At the same time, fake combat videos made with games like Arma 3 circulated as if they were real. The legend of the "Ghost of Kyiv," a supposed pilot who had allegedly shot down several Russian aircraft, spread widely before being acknowledged as most likely fictional. Propaganda worked on both sides... and inaugurated an era in which distinguishing information from entertainment became nearly impossible.
Analysts already have a name for what we are living through... "slopaganda." The term combines "slop," the word for low-quality content generated by artificial intelligence, with "propaganda." Information warfare specialists say this is the new reality of modern conflicts. Generative artificial intelligence has driven the cost of producing propaganda down to nearly zero. What once required teams of translators, editors, and camera operators can now be done by a handful of people with access to AI tools.
The greatest risk does not lie in any single piece of disinformation. It lies in the ability to flood the information environment with so many distorted versions of reality that the very idea of shared truth dissolves. Researchers at the Centre for Cyberdiplomacy described the Iran conflict scenario as "the most extensive demonstration to date of what AI-enabled slopaganda can do at operational scale in a real conflict." Production is so fast that propaganda videos about the ceasefire were published before the official announcements.
There is also what experts call "context collapse." A meme created as a provocation or a joke escapes the environment where it was made and begins circulating in other contexts... where it can be interpreted as serious information. The result is doubly corrosive... it undermines trust not only in what is false but also in what is true.
The emerging picture has implications for anyone who consumes information online... which is to say, virtually everyone.

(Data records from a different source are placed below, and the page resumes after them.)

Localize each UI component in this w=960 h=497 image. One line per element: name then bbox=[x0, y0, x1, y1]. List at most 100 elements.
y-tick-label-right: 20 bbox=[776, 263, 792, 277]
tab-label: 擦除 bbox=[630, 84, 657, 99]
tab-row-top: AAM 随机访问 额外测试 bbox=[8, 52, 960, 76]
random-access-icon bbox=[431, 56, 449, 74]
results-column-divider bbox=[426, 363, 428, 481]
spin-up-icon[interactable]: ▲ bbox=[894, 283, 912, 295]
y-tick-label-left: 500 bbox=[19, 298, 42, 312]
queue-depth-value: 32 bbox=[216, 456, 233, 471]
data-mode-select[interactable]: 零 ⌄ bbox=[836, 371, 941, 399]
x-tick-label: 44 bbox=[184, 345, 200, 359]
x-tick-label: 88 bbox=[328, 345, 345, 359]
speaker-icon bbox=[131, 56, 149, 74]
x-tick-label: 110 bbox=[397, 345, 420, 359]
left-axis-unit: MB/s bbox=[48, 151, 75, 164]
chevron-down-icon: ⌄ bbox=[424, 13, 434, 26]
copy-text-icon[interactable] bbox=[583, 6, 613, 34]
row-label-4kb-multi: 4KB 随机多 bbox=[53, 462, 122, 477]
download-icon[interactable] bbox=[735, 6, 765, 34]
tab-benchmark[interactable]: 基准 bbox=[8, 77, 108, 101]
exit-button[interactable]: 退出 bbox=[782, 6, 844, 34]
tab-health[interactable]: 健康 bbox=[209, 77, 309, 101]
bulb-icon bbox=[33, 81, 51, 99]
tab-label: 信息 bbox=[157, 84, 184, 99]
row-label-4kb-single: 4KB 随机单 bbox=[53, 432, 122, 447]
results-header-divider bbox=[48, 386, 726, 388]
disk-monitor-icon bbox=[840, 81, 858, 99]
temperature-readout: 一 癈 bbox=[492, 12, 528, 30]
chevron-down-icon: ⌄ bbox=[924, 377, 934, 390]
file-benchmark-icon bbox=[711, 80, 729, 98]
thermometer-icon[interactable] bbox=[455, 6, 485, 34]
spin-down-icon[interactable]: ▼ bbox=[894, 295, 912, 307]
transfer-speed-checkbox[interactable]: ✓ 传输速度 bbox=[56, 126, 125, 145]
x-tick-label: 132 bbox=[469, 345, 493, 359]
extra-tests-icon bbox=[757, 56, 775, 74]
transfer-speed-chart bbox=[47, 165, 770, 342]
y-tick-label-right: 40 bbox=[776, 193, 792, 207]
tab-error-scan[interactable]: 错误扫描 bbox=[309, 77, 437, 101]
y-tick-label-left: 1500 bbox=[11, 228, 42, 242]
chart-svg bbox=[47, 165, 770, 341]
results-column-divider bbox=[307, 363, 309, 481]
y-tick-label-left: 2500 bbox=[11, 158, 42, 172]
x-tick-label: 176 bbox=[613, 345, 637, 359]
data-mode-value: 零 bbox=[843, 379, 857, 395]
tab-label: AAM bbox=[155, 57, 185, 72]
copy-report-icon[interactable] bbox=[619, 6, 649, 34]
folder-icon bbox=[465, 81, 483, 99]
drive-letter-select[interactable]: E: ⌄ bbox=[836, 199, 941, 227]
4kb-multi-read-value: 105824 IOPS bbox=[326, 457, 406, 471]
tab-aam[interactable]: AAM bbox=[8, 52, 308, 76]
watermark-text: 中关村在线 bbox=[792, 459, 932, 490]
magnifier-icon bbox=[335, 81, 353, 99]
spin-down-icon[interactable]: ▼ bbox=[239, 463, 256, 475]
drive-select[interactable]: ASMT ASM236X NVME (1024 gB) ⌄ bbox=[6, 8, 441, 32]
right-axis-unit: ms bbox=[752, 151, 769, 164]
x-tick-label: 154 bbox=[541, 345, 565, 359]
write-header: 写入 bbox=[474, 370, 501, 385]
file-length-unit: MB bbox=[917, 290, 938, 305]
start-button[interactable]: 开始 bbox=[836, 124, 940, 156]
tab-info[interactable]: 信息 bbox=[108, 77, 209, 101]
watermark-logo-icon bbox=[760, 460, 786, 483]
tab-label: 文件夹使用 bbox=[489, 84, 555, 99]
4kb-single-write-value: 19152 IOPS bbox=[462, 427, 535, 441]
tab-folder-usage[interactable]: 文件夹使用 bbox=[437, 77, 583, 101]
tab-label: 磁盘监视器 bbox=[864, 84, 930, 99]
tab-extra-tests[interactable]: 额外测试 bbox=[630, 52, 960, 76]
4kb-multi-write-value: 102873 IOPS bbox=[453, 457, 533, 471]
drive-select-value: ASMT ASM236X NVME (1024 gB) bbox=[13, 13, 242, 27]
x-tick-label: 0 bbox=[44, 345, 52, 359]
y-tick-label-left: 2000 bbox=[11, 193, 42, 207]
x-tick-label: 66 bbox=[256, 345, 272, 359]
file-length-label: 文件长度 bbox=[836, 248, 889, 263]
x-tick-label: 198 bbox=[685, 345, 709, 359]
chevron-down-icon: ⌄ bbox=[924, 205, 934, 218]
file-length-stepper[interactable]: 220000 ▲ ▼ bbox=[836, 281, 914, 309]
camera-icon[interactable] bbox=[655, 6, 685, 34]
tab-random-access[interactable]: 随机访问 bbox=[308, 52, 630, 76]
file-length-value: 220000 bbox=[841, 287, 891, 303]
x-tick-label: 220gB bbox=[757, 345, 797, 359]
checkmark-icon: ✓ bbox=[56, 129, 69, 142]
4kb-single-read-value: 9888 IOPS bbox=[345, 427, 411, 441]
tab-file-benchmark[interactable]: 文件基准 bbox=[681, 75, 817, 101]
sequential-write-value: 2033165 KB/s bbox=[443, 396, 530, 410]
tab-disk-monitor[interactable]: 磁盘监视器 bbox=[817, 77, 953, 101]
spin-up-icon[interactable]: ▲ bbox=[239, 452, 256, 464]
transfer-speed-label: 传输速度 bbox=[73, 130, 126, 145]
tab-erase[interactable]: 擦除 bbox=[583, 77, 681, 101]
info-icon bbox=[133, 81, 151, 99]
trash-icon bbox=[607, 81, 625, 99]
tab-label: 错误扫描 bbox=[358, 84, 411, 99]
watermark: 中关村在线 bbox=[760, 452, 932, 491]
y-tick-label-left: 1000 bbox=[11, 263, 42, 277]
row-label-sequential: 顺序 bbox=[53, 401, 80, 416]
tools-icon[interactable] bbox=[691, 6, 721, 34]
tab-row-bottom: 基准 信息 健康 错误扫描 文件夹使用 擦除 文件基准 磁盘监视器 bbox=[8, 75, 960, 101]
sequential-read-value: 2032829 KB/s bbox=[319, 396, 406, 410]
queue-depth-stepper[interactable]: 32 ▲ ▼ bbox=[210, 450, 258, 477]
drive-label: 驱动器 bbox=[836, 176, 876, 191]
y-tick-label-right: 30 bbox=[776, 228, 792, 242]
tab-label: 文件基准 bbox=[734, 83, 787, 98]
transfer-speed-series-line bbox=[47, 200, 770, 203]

First scenario... if this trend solidifies, and all signs suggest it will, we will need to develop a kind of "meme literacy." Just as we learned to distrust emails asking for banking details, we will need to learn to look at a viral war video and ask... who made this, why, and what do they want me to feel when I watch it?
Second scenario... for those who invest, run businesses, or make decisions based on international news, slopaganda adds a layer of noise that makes it harder to separate what is actually happening from what is fabricated narrative. Oil prices, trade routes, diplomatic tensions... all of these are affected by public perceptions that can now be shaped by a Lego video with seven million views. Diversifying information sources is no longer optional... it is a necessity.
Third scenario... as citizens, we need to recognize that we are all inside the game, whether we want to be or not. Every time we share a war meme without verifying its origin, we become part of the propaganda distribution chain. This does not mean we should stop consuming content... it means consuming with greater attention, cross-referencing sources, and resisting the urge to react emotionally before thinking critically.
Finally, it is worth remembering that behind every viral meme about this war, there are thousands of real people suffering real consequences. American Senator Tammy Duckworth, an Iraq War veteran who was wounded in combat, responded to the White House videos with a direct statement... "war is not a video game." The gamification and memefication of conflict may be effective... but the cost of turning death into entertainment is something we are only beginning to understand.